Even in this progressive age, religious uncertainties still abound as we approach Holy Season, which begins with St. Martin’s Day on January 16 and extends throughout Black History Month. This was made dramatically clear last week at a college near where I live, a place that has demoted the ancient Christian holiday that falls on December 25 and the weeks leading up to it as “holiday season.”
Meanwhile the institution is making every effort to commemorate MLK’s trials and martyrdom. Considering his stature, the customary one-day celebration was deemed inadequate, so they are preparing for a weeklong celebration of their twentieth-century savior. The sacred week will be devoted to recounting America’s racist past, what remains to be done to overcome that past, and most importantly, the question of whether King’s pronouncements can help advance gay and transvestite agendas.
When asked to submit lecture proposals, only one faculty member bothered to respond, but since this wiseacre had the temerity to question King’s spiritual purity, he was immediately turned down. Still, there’s no reason to suspect that other faculty members were equally irreverent. One retired professor wrote to his colleagues that the proposed celebration did not dwell sufficiently on Southern wickedness. He also said the college was not doing enough to exalt King, given what this truly heroic figure had done to raise us out of our bigotry.
The college community was peacefully and reverentially preparing for January 16 until someone expressed an idea that befouled the worshipers as if a garbage truck’s contents had been dumped on their heads. This disruption is equivalent to the controversy over Christ’s divinity that wracked the early Christian world. The person who set it off belonged to the college’s venerable Center for Global Citizenship and was helping to plan an international dinner to be served for foreign students on the academic liturgical calendar’s holiest day. In his childlike simplicity he suggested including a large fleshy-centered fruit called “w————n.”
Rather thoughtlessly, the committee was planning a festive menu without beseeching the approval of their religious superior—the black female Director of Diversity. Had they acted through the designated chain of authority, the ensuing controversy would not likely have arisen. The lower clergy would have known it was acting in a way that ran contrary to the teachings of the Church of Political Correctness, whose highest campus official is the diversity-directing minority lady. Similar grave oversights may have led to Christendom’s split in the sixteenth century, if one may be allowed to compare the present moment of high sensitivity to outdated religious superstitions.
The Director of Diversity issued a pronouncement emphatically prohibiting her flock from serving w————n on the Feast of St. Martin. The prelate explained that w————n is a “symbol of oppression to all black people,” thus it would be racist to serve at a college event. To their credit, those associated with Global Citizenship immediately withdrew their menu suggestion and have acted contritely ever since. But what sort of benighted being wouldn’t recognize the gravity of this offense on their own? They had ignored repeated warnings that a prohibition would be coming. For months the Director had lamented the fact that the forbidden fruit was being served on campus. But others chose to ignore these cries of despair.

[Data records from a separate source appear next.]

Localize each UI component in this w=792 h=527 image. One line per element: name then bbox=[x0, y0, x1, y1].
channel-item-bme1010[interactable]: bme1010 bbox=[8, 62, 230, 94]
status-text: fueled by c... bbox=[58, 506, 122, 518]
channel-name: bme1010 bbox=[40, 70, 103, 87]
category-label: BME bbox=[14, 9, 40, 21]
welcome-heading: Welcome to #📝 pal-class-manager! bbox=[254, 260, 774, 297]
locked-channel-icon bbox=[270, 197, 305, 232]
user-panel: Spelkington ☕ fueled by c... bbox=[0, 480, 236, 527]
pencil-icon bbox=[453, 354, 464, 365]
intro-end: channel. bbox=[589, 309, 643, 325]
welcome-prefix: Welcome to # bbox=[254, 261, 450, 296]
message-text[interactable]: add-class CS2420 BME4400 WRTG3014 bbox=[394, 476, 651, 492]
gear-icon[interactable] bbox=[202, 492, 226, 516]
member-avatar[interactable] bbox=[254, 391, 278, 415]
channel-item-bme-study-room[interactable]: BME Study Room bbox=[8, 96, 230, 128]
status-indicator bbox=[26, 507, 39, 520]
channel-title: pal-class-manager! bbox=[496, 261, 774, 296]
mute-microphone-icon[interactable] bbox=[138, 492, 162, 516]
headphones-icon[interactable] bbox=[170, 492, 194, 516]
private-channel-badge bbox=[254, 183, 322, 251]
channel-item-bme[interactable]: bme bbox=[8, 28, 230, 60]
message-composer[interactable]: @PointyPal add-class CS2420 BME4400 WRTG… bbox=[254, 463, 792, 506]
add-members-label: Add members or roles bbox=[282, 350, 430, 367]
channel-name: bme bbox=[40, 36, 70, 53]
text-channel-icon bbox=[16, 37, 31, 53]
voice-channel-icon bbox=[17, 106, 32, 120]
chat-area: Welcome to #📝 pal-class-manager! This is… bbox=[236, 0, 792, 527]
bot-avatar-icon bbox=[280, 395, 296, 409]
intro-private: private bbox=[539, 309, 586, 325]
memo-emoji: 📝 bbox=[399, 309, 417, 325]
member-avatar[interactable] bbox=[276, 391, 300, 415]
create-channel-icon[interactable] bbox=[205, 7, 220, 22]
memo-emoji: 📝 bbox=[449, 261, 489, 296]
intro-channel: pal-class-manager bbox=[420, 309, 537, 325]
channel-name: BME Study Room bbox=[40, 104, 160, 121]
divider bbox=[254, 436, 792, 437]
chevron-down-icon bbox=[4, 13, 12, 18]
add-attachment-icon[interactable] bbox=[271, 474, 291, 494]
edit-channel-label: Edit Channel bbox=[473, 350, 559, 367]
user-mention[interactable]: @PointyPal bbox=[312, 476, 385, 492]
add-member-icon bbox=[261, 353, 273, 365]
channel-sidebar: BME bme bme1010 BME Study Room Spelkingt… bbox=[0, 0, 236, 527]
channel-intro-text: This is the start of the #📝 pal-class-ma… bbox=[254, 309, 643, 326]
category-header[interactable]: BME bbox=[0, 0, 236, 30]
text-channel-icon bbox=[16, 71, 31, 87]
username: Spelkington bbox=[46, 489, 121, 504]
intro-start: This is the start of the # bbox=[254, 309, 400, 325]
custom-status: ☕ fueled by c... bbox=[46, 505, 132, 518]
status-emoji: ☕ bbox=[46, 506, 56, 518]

Still, it would be nice if the college’s highest ecclesiastical official spoke conclusively about how far the prohibition extends. This lady has been all too taciturn in engaging a question of deep moral and ritual significance. A clergyman who is still vaguely associated with the now-vanquished Christian religion has appealed to the Office of Diversity for further clarification. Are we about to see a political scandal erupt if the fruit were to appear again on campus? The college’s future may involve a local Watermelongate.
Will students still be permitted to eat w————n in the dining hall? What about their dorm rooms and while snacking between classes? Perhaps there will be differing degrees of prohibition, depending on whether or not one is pursuing the path to PC perfection. Students might be allowed to munch on the fruit in private, but for those seeking absolute sensitivity, it will be necessary to practice total abstinence.
I have picked a middle path. Since I am hopelessly addicted to the fruit of sin and buy it even during the winter when it has to be imported from Chile, I could not give up eating it. But I can show verbal restraint by not mentioning the word designating that green thing with the red juicy pulp in the middle. That’s the least I can do to exhibit solidarity with those true believers.
There are other repercussions to be feared. Fights may soon be breaking out in the dining hall if the dreaded red stuff shows up in a fruit salad and students are unclear about how to address such a grave situation. Should they throw the pollutant into the garbage can, or are they supposed to burn the red, pulpy matter lest they contaminate themselves with a “racist” substance? What does a fastidious practitioner of PC do if some of the contaminant gets on his/her shoes while he/she’s walking near a supermarket? Is he/she required to destroy the shoes lest they become polluted by contact with racism? What should I do if I accidentally blurt out the horrible word at a fruit counter? Is there some penance I’ll have to peform, such as reciting the “I Have a Dream” speech fourteen times or attending the College Diversity Committee’s monthly meeting? Those of us who are not fully sensitized beg for instruction.